The court, African Union’s apex human rights mechanism, has jurisdiction to hear cases alleging violations of the African Charter on Human and Peoples’ Rights.
Tanzania’s Foreign and EAC Minister Ms Liberata Mulamula said that the country did not withdraw but only wanted its citizens who were aggrieved to first exhaust the local court processes before proceeding to the African Court.
“We have not withdrawn from that court. But what we are saying is that let us start with our courts. If it doesn’t work, then we can proceed to the African Court,” said Ms Mulamula.

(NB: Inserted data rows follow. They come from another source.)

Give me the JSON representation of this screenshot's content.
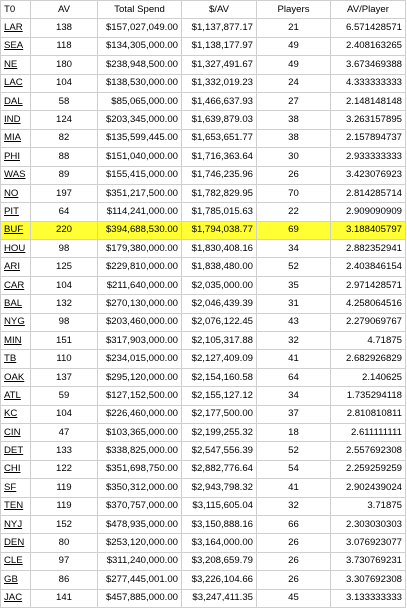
{
  "columns": [
    "T0",
    "AV",
    "Total Spend",
    "$/AV",
    "Players",
    "AV/Player"
  ],
  "highlight_color": "#ffff33",
  "highlighted_team": "BUF",
  "rows": [
    {
      "team": "LAR",
      "av": "138",
      "spend": "$157,027,049.00",
      "per_av": "$1,137,877.17",
      "players": "21",
      "av_per_player": "6.571428571"
    },
    {
      "team": "SEA",
      "av": "118",
      "spend": "$134,305,000.00",
      "per_av": "$1,138,177.97",
      "players": "49",
      "av_per_player": "2.408163265"
    },
    {
      "team": "NE",
      "av": "180",
      "spend": "$238,948,500.00",
      "per_av": "$1,327,491.67",
      "players": "49",
      "av_per_player": "3.673469388"
    },
    {
      "team": "LAC",
      "av": "104",
      "spend": "$138,530,000.00",
      "per_av": "$1,332,019.23",
      "players": "24",
      "av_per_player": "4.333333333"
    },
    {
      "team": "DAL",
      "av": "58",
      "spend": "$85,065,000.00",
      "per_av": "$1,466,637.93",
      "players": "27",
      "av_per_player": "2.148148148"
    },
    {
      "team": "IND",
      "av": "124",
      "spend": "$203,345,000.00",
      "per_av": "$1,639,879.03",
      "players": "38",
      "av_per_player": "3.263157895"
    },
    {
      "team": "MIA",
      "av": "82",
      "spend": "$135,599,445.00",
      "per_av": "$1,653,651.77",
      "players": "38",
      "av_per_player": "2.157894737"
    },
    {
      "team": "PHI",
      "av": "88",
      "spend": "$151,040,000.00",
      "per_av": "$1,716,363.64",
      "players": "30",
      "av_per_player": "2.933333333"
    },
    {
      "team": "WAS",
      "av": "89",
      "spend": "$155,415,000.00",
      "per_av": "$1,746,235.96",
      "players": "26",
      "av_per_player": "3.423076923"
    },
    {
      "team": "NO",
      "av": "197",
      "spend": "$351,217,500.00",
      "per_av": "$1,782,829.95",
      "players": "70",
      "av_per_player": "2.814285714"
    },
    {
      "team": "PIT",
      "av": "64",
      "spend": "$114,241,000.00",
      "per_av": "$1,785,015.63",
      "players": "22",
      "av_per_player": "2.909090909"
    },
    {
      "team": "BUF",
      "av": "220",
      "spend": "$394,688,530.00",
      "per_av": "$1,794,038.77",
      "players": "69",
      "av_per_player": "3.188405797"
    },
    {
      "team": "HOU",
      "av": "98",
      "spend": "$179,380,000.00",
      "per_av": "$1,830,408.16",
      "players": "34",
      "av_per_player": "2.882352941"
    },
    {
      "team": "ARI",
      "av": "125",
      "spend": "$229,810,000.00",
      "per_av": "$1,838,480.00",
      "players": "52",
      "av_per_player": "2.403846154"
    },
    {
      "team": "CAR",
      "av": "104",
      "spend": "$211,640,000.00",
      "per_av": "$2,035,000.00",
      "players": "35",
      "av_per_player": "2.971428571"
    },
    {
      "team": "BAL",
      "av": "132",
      "spend": "$270,130,000.00",
      "per_av": "$2,046,439.39",
      "players": "31",
      "av_per_player": "4.258064516"
    },
    {
      "team": "NYG",
      "av": "98",
      "spend": "$203,460,000.00",
      "per_av": "$2,076,122.45",
      "players": "43",
      "av_per_player": "2.279069767"
    },
    {
      "team": "MIN",
      "av": "151",
      "spend": "$317,903,000.00",
      "per_av": "$2,105,317.88",
      "players": "32",
      "av_per_player": "4.71875"
    },
    {
      "team": "TB",
      "av": "110",
      "spend": "$234,015,000.00",
      "per_av": "$2,127,409.09",
      "players": "41",
      "av_per_player": "2.682926829"
    },
    {
      "team": "OAK",
      "av": "137",
      "spend": "$295,120,000.00",
      "per_av": "$2,154,160.58",
      "players": "64",
      "av_per_player": "2.140625"
    },
    {
      "team": "ATL",
      "av": "59",
      "spend": "$127,152,500.00",
      "per_av": "$2,155,127.12",
      "players": "34",
      "av_per_player": "1.735294118"
    },
    {
      "team": "KC",
      "av": "104",
      "spend": "$226,460,000.00",
      "per_av": "$2,177,500.00",
      "players": "37",
      "av_per_player": "2.810810811"
    },
    {
      "team": "CIN",
      "av": "47",
      "spend": "$103,365,000.00",
      "per_av": "$2,199,255.32",
      "players": "18",
      "av_per_player": "2.611111111"
    },
    {
      "team": "DET",
      "av": "133",
      "spend": "$338,825,000.00",
      "per_av": "$2,547,556.39",
      "players": "52",
      "av_per_player": "2.557692308"
    },
    {
      "team": "CHI",
      "av": "122",
      "spend": "$351,698,750.00",
      "per_av": "$2,882,776.64",
      "players": "54",
      "av_per_player": "2.259259259"
    },
    {
      "team": "SF",
      "av": "119",
      "spend": "$350,312,000.00",
      "per_av": "$2,943,798.32",
      "players": "41",
      "av_per_player": "2.902439024"
    },
    {
      "team": "TEN",
      "av": "119",
      "spend": "$370,757,000.00",
      "per_av": "$3,115,605.04",
      "players": "32",
      "av_per_player": "3.71875"
    },
    {
      "team": "NYJ",
      "av": "152",
      "spend": "$478,935,000.00",
      "per_av": "$3,150,888.16",
      "players": "66",
      "av_per_player": "2.303030303"
    },
    {
      "team": "DEN",
      "av": "80",
      "spend": "$253,120,000.00",
      "per_av": "$3,164,000.00",
      "players": "26",
      "av_per_player": "3.076923077"
    },
    {
      "team": "CLE",
      "av": "97",
      "spend": "$311,240,000.00",
      "per_av": "$3,208,659.79",
      "players": "26",
      "av_per_player": "3.730769231"
    },
    {
      "team": "GB",
      "av": "86",
      "spend": "$277,445,001.00",
      "per_av": "$3,226,104.66",
      "players": "26",
      "av_per_player": "3.307692308"
    },
    {
      "team": "JAC",
      "av": "141",
      "spend": "$457,885,000.00",
      "per_av": "$3,247,411.35",
      "players": "45",
      "av_per_player": "3.133333333"
    }
  ]
}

The then Tanzania’s Minister for Foreign Affairs and East African Cooperation Prof Palamagamba Kabudi signed the notice of withdrawal on November 14, 2019 and deposited it with the African Union Commission chairperson on November 21.
A year later, the withdrawal, which took effect on November 22, 2020, barred individuals and non-governmental organisations (NGOs) from filing cases against Tanzania at the Arusha-based court.
But Ms Mulamula, who was recently appointed by President Samia Suluhu Hasan to replace Prof Kabudi, has said the reversal is not yet finalised.
“We have not withdrawn from the court, that is why Tanzania is still the headquarters of the court,” she said.
“We cannot withdraw and then at the same time still host the court’s headquarters.”
It is not clear whether Tanzania has written to the AU to reverse its 2019 decision that was fueled by president John Magufuli’s regime.
Ironically, the government of Tanzania has the highest number of cases filed by individuals and NGOs as well as judgments issued against it by the African Court.
According to records, out of the 70 decisions issued by the court by September 2019, 28 judgments, or 40 per cent, were on Tanzania.
The other African countries that have withdrawn their citizens' rights and NGOs to file cases to the court include Rwanda, Benin and Côte d’Ivoire.